From mean girl to lovelorn girl
The glamour and the excitement of a movie star’s life is something to behold. And some day, perhaps, Rachel McAdams will behold it, suggested the National Post in a profile of the York theatre grad June 18. But right now, the Toronto actress is far from the opulent crowd. She’s also between homes, and wondering how long she’ll “be taking this gypsy ride.” It’s not exactly the lifestyle one would expect from the actress who stole the show as the nasty Queen Bee in the hit comedy Mean Girls, and who is already receiving pre-release Oscar buzz for her so-in-love rich girl in The Notebook, the bittersweet love story that opens June 25. While she never wanted to be a movie star, she always yearned to be an actress even as a shy and awkward St. Thomas, Ont., teenager engrossed in local and high school theatre. Eventually, her obsession took her to York University, where she graduated with an honours degree in fine arts in 2001.

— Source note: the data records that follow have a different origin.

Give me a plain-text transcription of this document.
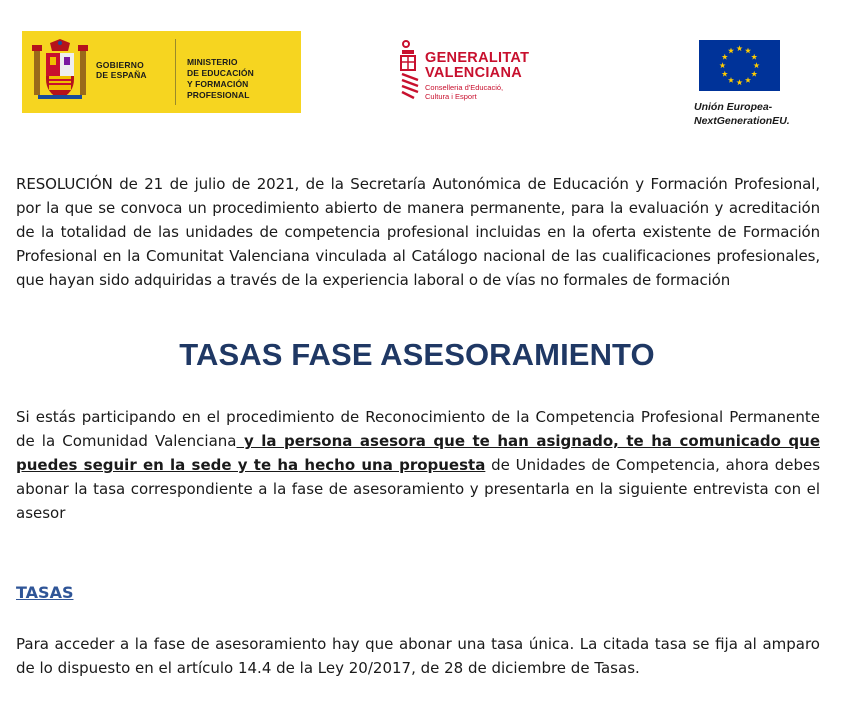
GOBIERNO
DE ESPAÑA
MINISTERIO
DE EDUCACIÓN
Y FORMACIÓN PROFESIONAL
GENERALITAT
VALENCIANA
Conselleria d'Educació,
Cultura i Esport
Unión Europea-
NextGenerationEU.
RESOLUCIÓN de 21 de julio de 2021, de la Secretaría Autonómica de Educación y Formación Profesional, por la que se convoca un procedimiento abierto de manera permanente, para la evaluación y acreditación de la totalidad de las unidades de competencia profesional incluidas en la oferta existente de Formación Profesional en la Comunitat Valenciana vinculada al Catálogo nacional de las cualificaciones profesionales, que hayan sido adquiridas a través de la experiencia laboral o de vías no formales de formación
TASAS FASE ASESORAMIENTO
Si estás participando en el procedimiento de Reconocimiento de la Competencia Profesional Permanente de la Comunidad Valenciana y la persona asesora que te han asignado, te ha comunicado que puedes seguir en la sede y te ha hecho una propuesta de Unidades de Competencia, ahora debes abonar la tasa correspondiente a la fase de asesoramiento y presentarla en la siguiente entrevista con el asesor
TASAS
Para acceder a la fase de asesoramiento hay que abonar una tasa única. La citada tasa se fija al amparo de lo dispuesto en el artículo 14.4 de la Ley 20/2017, de 28 de diciembre de Tasas.
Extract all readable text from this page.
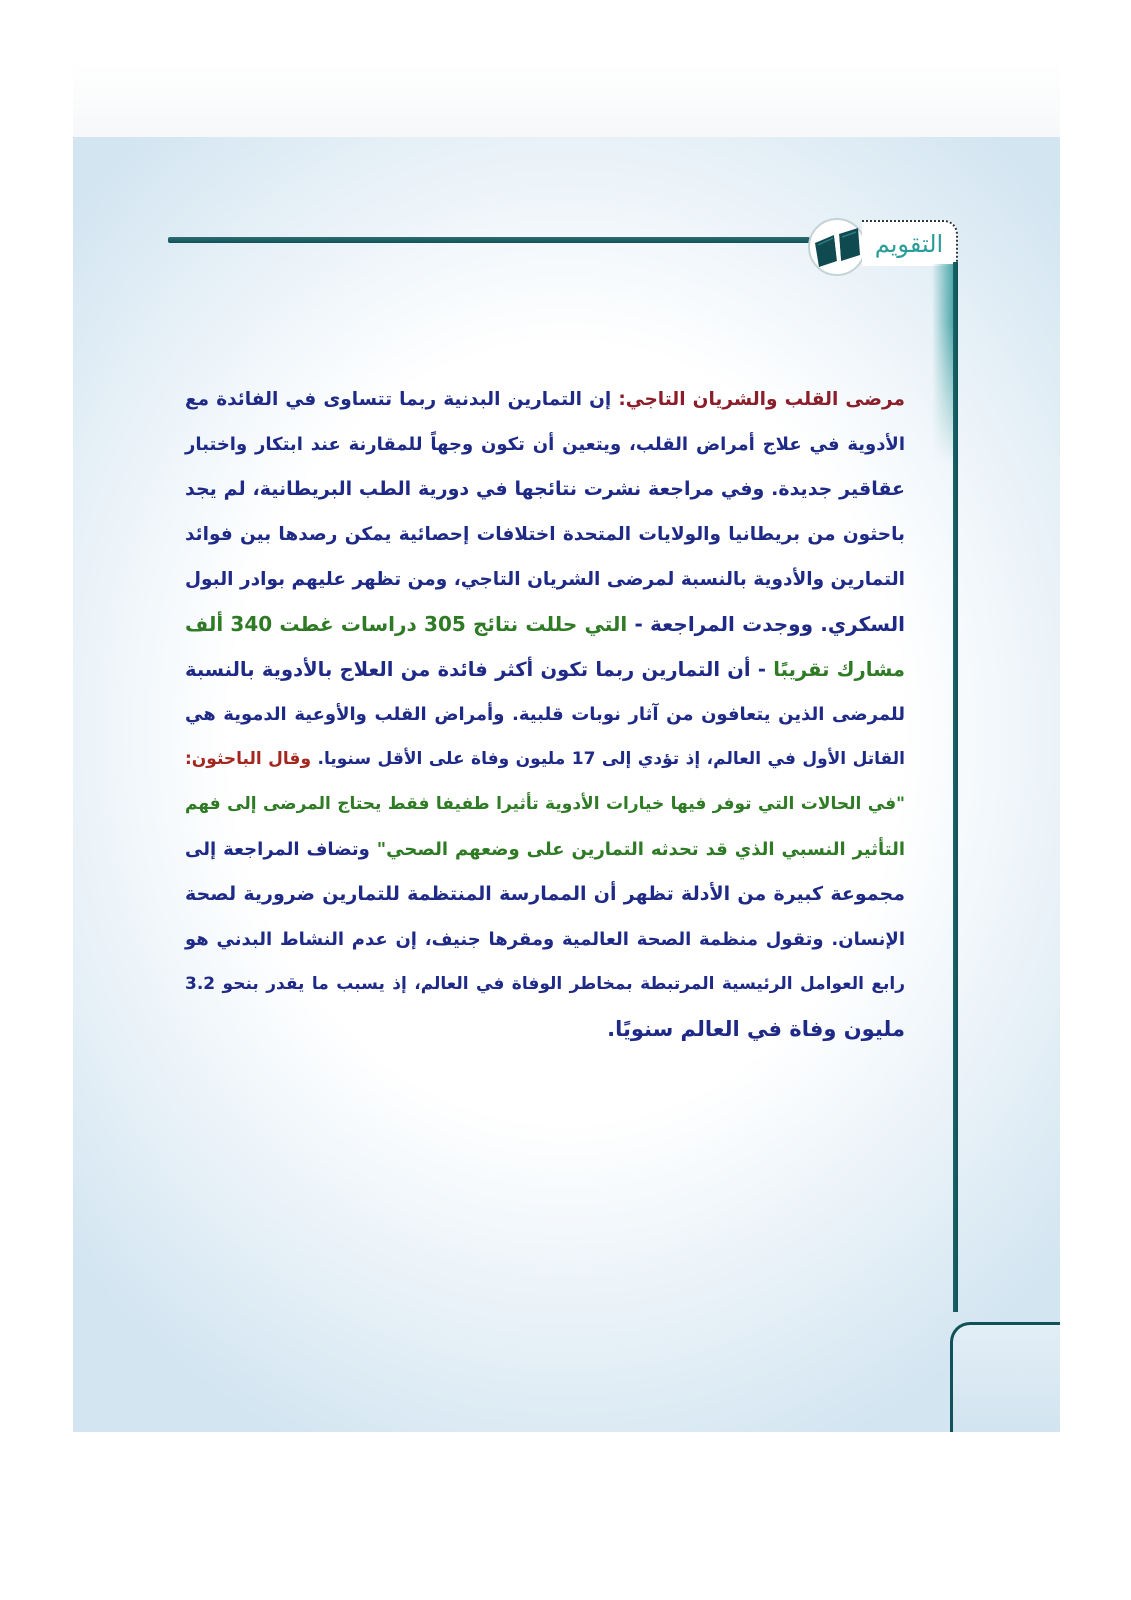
التقويم
مرضى القلب والشريان التاجي: إن التمارين البدنية ربما تتساوى في الفائدة مع
الأدوية في علاج أمراض القلب، ويتعين أن تكون وجهاً للمقارنة عند ابتكار واختبار
عقاقير جديدة. وفي مراجعة نشرت نتائجها في دورية الطب البريطانية، لم يجد
باحثون من بريطانيا والولايات المتحدة اختلافات إحصائية يمكن رصدها بين فوائد
التمارين والأدوية بالنسبة لمرضى الشريان التاجي، ومن تظهر عليهم بوادر البول
السكري. ووجدت المراجعة - التي حللت نتائج 305 دراسات غطت 340 ألف
مشارك تقريبًا - أن التمارين ربما تكون أكثر فائدة من العلاج بالأدوية بالنسبة
للمرضى الذين يتعافون من آثار نوبات قلبية. وأمراض القلب والأوعية الدموية هي
القاتل الأول في العالم، إذ تؤدي إلى 17 مليون وفاة على الأقل سنويا. وقال الباحثون:
"في الحالات التي توفر فيها خيارات الأدوية تأثيرا طفيفا فقط يحتاج المرضى إلى فهم
التأثير النسبي الذي قد تحدثه التمارين على وضعهم الصحي" وتضاف المراجعة إلى
مجموعة كبيرة من الأدلة تظهر أن الممارسة المنتظمة للتمارين ضرورية لصحة
الإنسان. وتقول منظمة الصحة العالمية ومقرها جنيف، إن عدم النشاط البدني هو
رابع العوامل الرئيسية المرتبطة بمخاطر الوفاة في العالم، إذ يسبب ما يقدر بنحو 3.2
مليون وفاة في العالم سنويًا.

A CanWest News Service profile of McAdams that mentioned her graduation from York’s theatre program also appeared June 18 in newspapers across Canada, including Saskatoon’s The StarPhoenix
- CBC Radio’s “The Arts Today” interviewed jazz great Dave Brubeck about his inspiration and life in music June 17, the day he received an honorary doctorate from York University. The arts program said Brubeck took musical risks on his records that made him a household name in the fifties, wrote a ballet and a musical and has received many honorary degrees. Several Toronto radio and television stations – including CBC Radio, CP24-TV, City-tv and TVO – also reported that Brubeck, 84, was receiving an honorary degree from York and would play at the convocation with his son Matthew, a York master’s student in music.
- CBC Radio’s “Ontario Morning” interviewed Alan Young, professor at York’s Osgoode Hall Law School, about a court ruling that Brampton could not prohibit nudity or sexual acts in local body rub parlours. Young said the ruling simply means that this issue is out of the city’s jurisdiction and is a federal matter that must be addressed through the criminal code. The city could still set regulations for these parlours, but does not have the power to do anything more.